The International Air Transport Association (IATA) has named Nigeria alongside conflict-ridden Afghanistan as the toughest places in the world to establish and run an airline due to predatory operating costs, high insurance premiums, and crushing infrastructural deficits.
In a sobering reality check for African aviation, a striking report by Aviation Metric reveals that Nigeria has been ranked alongside war-torn Afghanistan as the single toughest place on earth to open and run an airline. Kamil Al-Awadhi, the Regional Vice President for Africa and the Middle East of the International Air Transport Association (IATA), dropped the bombshell during the 82nd IATA Annual General Meeting in Rio de Janeiro, Brazil, laying bare the immense financial frustration crippling local operators.
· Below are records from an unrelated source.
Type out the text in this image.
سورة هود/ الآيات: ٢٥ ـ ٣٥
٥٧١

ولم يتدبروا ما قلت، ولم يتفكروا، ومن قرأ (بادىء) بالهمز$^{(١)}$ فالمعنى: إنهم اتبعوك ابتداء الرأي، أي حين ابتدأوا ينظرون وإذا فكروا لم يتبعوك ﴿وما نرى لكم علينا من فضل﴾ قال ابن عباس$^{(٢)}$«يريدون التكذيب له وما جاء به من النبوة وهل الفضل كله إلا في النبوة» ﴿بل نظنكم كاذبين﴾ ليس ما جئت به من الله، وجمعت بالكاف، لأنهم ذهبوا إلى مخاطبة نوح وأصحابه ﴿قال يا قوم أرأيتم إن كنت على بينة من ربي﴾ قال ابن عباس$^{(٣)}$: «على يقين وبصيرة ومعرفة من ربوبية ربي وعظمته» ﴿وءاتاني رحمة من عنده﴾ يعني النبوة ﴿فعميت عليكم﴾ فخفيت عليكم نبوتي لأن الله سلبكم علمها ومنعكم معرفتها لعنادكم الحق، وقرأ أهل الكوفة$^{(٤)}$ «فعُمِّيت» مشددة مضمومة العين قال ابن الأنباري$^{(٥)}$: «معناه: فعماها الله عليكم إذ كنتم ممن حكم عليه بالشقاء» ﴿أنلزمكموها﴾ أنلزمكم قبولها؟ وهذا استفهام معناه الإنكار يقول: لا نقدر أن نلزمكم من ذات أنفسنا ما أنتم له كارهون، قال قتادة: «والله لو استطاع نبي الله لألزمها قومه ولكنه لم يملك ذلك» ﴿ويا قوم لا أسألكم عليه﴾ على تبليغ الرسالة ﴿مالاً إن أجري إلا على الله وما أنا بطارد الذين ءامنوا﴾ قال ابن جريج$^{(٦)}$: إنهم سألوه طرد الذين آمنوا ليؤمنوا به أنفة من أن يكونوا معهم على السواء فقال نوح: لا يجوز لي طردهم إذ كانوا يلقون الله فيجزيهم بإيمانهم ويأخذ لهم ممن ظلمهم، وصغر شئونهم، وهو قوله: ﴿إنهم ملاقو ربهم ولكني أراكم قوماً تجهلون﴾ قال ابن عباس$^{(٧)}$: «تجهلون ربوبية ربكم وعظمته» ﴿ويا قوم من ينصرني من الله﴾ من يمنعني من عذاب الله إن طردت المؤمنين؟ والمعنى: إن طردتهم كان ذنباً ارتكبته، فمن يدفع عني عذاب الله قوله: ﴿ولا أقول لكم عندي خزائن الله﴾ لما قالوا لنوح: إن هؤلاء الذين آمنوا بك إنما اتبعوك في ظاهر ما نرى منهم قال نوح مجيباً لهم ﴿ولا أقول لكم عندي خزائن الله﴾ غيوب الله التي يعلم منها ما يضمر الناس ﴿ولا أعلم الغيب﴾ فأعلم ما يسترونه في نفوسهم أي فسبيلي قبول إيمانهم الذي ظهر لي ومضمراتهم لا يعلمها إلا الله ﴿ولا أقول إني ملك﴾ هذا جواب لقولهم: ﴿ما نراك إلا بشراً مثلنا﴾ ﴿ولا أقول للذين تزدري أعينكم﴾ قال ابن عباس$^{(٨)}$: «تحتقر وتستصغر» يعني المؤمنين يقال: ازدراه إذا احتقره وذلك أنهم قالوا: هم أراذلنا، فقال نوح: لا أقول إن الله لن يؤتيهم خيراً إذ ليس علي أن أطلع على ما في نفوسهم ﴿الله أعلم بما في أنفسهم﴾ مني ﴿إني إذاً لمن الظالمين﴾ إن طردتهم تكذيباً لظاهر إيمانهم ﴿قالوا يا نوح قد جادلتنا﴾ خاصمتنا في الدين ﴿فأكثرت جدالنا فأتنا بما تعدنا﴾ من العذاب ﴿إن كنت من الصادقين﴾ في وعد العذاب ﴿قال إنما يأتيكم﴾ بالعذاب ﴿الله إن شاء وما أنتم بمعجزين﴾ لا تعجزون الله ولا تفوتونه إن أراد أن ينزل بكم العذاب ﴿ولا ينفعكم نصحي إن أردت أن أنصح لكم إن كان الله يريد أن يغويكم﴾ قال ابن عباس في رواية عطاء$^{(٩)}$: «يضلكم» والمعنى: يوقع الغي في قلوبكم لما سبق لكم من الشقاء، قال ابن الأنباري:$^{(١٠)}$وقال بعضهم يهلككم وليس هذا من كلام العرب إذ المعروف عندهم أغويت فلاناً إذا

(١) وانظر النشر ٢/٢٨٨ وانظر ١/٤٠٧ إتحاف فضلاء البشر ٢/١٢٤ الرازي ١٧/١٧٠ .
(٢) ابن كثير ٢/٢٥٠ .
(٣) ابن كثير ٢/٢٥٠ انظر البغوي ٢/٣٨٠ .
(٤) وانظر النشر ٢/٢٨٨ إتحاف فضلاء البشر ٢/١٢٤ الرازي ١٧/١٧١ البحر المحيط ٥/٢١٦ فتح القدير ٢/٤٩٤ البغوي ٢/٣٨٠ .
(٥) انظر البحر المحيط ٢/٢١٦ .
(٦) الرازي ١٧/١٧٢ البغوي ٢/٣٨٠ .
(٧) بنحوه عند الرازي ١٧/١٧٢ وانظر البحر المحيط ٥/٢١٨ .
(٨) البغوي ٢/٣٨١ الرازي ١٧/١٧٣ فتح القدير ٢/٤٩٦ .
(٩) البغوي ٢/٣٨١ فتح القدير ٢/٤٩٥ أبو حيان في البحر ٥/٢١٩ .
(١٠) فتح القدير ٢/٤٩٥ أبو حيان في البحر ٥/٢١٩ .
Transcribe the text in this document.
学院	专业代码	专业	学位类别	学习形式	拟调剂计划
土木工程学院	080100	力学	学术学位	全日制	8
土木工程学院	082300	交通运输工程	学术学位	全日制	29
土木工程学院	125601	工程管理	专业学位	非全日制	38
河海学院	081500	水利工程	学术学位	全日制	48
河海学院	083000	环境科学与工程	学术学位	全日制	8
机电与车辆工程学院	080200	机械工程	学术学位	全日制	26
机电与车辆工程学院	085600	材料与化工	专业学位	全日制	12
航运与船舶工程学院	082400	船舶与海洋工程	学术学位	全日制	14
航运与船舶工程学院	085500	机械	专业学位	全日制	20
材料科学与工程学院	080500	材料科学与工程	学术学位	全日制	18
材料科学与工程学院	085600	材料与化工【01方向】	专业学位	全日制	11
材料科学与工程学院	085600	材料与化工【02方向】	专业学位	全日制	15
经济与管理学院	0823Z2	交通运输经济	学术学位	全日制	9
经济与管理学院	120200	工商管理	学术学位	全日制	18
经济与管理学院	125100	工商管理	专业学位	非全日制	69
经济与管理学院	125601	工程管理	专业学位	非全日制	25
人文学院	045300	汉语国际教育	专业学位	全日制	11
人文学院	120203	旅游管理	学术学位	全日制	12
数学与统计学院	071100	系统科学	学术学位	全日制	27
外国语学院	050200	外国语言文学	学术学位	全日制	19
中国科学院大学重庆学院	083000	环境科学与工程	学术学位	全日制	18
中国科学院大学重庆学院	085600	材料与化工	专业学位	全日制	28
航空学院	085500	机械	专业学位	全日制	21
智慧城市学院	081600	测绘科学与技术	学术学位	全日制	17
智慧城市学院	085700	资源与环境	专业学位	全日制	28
While Al-Awadhi actively praised Nigeria’s aviation minister for working tirelessly to stabilize the sector over the last two years, he emphasized that local airlines are essentially set up to fail by a predatory, hyper-expensive domestic ecosystem.
According to the IATA chief, the primary structural barriers include:
- Insane Insurance Premiums: Local carriers face aircraft insurance rates up to six times higher than the global average due to “high-risk” country profiling.
- Crushing Loan Rates: Interest rates on domestic aviation loans routinely hover around a prohibitive 25%.
- Government Over-Taxation: Suffocating airport taxes, passenger service fees, and heavy fuel levies treat airlines like government cash cows instead of economic catalysts.
- Revenue Wipeouts: A prolonged saga of blocked funds combined with brutal currency devaluations has historical tendencies to erase millions in hard-earned airline revenue overnight.
Beyond Nigeria, Al-Awadhi took aim at the slow implementation of the Single African Air Transport Market (SAATM), pointing out the embarrassing irony that it remains cheaper and easier to fly from an African capital to Europe than to a neighboring country. “The toughest place to open an airline today is either Afghanistan or Nigeria. Afghanistan, because it’s a disaster, and Nigeria, because it’s unbelievably expensive to operate,” Al-Awadhi stated, warning that African governments must stop using protectionist bilateral agreements to shield weak state carriers if the continent ever hopes to breathe and compete globally.